The Kazakhstan Security Committee (KNB) took Yesergepov on January 6 from an Almaty hospital where he was being treated for high blood pressure, and put him in a KNB detention center in Taraz, in southern Kazakhstan, according to local press freedom advocates. He is being held without charge. The KNB said they were investigating an accusation that the editor had disclosed state secrets by publishing internal KNB memos. If officially charged and convicted, Yesergepov could face up to eight years in prison.
In December, Almaty prosecutors filed a lawsuit against Alma-Ata Info on the same accusation and demanded that the newspaper be shut down. Authorities seized all editorial equipment the same month, incapacitating the publication. The case is now with the Almaty economic court, according to local news reports.
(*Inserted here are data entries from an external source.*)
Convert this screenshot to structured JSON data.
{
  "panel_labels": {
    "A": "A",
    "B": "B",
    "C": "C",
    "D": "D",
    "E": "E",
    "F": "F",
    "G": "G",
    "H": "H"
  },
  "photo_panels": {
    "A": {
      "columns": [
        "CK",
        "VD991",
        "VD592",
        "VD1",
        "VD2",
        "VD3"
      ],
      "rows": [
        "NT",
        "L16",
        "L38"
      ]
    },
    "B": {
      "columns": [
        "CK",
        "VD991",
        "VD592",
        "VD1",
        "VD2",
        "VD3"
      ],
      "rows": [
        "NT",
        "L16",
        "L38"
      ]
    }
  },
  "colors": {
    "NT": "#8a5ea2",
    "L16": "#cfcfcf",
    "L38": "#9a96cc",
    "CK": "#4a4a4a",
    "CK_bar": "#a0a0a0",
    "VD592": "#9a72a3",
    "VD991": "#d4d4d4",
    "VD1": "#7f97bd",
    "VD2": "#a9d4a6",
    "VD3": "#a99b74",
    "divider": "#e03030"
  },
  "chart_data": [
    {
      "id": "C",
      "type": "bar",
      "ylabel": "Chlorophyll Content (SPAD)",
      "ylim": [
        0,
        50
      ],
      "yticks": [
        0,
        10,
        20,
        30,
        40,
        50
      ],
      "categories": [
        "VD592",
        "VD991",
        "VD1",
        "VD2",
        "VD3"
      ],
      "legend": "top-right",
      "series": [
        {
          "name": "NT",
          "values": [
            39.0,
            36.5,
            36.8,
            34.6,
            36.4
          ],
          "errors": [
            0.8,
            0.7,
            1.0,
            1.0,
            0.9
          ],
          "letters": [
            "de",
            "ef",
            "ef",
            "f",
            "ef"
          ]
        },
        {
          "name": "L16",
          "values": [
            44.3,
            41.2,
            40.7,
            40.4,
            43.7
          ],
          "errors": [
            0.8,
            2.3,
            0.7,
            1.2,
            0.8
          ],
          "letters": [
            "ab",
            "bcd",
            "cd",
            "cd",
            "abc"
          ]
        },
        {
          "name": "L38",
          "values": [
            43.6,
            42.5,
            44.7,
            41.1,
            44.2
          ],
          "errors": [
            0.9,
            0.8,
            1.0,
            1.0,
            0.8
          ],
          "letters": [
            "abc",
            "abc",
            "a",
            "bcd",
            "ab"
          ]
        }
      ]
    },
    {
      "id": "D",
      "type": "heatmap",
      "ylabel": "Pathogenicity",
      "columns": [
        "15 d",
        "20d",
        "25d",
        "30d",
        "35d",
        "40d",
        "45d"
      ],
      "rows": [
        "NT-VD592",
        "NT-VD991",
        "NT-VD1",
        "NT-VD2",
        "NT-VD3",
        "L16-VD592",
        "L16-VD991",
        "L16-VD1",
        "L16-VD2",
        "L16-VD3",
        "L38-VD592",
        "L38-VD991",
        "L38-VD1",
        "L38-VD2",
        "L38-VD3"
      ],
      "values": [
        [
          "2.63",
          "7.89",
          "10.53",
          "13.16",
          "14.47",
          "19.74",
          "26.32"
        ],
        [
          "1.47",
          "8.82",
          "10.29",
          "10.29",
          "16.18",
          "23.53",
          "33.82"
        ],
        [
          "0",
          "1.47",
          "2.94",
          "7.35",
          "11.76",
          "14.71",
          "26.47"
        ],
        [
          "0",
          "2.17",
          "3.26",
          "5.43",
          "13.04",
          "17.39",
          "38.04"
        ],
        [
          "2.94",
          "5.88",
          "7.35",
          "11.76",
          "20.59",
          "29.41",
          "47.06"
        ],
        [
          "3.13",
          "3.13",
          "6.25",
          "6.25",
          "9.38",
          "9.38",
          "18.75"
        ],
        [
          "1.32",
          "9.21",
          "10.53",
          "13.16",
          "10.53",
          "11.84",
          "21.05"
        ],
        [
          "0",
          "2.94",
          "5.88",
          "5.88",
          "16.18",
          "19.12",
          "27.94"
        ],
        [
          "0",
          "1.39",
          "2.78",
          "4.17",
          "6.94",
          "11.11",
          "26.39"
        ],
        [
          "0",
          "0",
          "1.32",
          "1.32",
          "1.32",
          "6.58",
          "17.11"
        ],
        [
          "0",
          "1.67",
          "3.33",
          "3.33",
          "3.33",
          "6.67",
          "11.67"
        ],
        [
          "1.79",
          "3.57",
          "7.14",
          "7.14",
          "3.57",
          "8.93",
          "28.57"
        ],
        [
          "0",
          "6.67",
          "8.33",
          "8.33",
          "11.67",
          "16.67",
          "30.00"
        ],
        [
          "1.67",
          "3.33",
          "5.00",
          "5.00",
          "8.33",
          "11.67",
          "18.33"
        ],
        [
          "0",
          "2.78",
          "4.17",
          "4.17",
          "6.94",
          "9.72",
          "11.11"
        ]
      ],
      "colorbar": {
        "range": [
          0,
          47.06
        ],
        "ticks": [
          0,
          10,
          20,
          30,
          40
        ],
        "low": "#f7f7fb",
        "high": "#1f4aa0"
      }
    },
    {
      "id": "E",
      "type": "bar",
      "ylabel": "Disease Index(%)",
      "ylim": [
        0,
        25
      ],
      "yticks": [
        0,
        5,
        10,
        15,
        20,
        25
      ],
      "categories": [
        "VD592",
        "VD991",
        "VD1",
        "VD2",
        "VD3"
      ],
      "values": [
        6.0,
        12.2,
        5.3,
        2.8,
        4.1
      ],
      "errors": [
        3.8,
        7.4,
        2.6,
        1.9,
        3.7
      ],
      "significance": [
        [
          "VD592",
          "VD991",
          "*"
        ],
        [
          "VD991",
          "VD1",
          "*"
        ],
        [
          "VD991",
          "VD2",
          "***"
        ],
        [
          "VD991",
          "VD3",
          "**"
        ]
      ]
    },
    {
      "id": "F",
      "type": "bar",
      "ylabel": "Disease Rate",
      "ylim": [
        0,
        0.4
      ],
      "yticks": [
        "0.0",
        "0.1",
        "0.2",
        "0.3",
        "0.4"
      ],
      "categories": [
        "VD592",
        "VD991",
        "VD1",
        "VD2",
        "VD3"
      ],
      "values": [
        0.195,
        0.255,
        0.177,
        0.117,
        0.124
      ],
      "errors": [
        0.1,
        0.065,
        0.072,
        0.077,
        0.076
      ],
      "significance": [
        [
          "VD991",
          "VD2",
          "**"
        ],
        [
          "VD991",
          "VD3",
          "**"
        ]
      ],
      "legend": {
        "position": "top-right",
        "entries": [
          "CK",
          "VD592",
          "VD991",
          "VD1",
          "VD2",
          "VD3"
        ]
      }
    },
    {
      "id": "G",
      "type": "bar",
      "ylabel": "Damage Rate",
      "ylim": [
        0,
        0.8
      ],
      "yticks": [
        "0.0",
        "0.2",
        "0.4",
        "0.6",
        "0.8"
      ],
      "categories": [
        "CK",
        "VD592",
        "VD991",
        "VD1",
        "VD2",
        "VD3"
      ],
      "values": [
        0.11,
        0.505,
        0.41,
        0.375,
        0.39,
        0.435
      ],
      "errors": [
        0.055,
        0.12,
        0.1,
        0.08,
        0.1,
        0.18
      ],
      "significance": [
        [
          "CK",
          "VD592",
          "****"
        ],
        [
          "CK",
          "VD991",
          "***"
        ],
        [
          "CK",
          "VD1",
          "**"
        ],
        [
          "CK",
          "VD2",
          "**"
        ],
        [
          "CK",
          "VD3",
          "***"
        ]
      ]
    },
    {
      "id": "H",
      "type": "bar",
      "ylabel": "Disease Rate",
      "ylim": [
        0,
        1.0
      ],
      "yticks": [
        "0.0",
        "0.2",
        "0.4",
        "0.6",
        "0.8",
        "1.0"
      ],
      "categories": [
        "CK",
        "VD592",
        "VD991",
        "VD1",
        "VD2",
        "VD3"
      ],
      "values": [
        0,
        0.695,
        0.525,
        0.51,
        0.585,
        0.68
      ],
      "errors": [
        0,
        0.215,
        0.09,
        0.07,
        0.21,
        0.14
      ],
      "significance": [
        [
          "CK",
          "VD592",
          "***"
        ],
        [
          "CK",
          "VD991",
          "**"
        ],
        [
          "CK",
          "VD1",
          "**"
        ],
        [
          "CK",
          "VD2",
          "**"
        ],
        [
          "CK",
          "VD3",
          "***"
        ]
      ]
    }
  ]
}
Kazakhstan will be the next chair of the Organization for Security and Co-operation in Europe (OSCE), in 2010.
"We call on the Kazakh authorities to immediately release Ramazan Yesergepov, return all of his newspaper's equipment, drop all investigations and lawsuits against him and Alma-Ata Info, and allow the editor and newspaper to work without fear of reprisal," CPJ Europe and Central Asia Program Coordinator Nina Ognianova said. "The persecution of a journalist who did nothing other than his job of serving the public interest has no place in a country that will be the next chair of the OSCE."
KNB agents seized Yesergepov from the Almaty Cardiology Institute, where he was undergoing treatment for hypertension, and took him to the regional office in Taraz for investigation of the alleged disclosure of state secrets – a charge that carries up to three years in prison. Three days later, the KNB added another charge – abuse of office – which carries up to five years in prison, the regional news Web site Ferghana reported.
In the November 21 issue of Alma-Ata Info, Yesergepov published two internal KNB memos marked "classified," alongside an article about a tax case. The article (headlined "Who Rules the Country – the President or the KNB?") said the head of the agency's Zhambyl regional office had tried to influence a local prosecutor and judge in a tax case involving a local distillery.
Rozlana Taukina, director of the Almaty-based press freedom group Journalists in Danger, which has been working on the case, told CPJ that the editor is being denied proper medical treatment. On January 28, several local press freedom groups, including Taukina's, sent an open letter to Kazakhstan's prosecutor-general and the head of the KNB condemning Yesergepov's detention and calling for his release.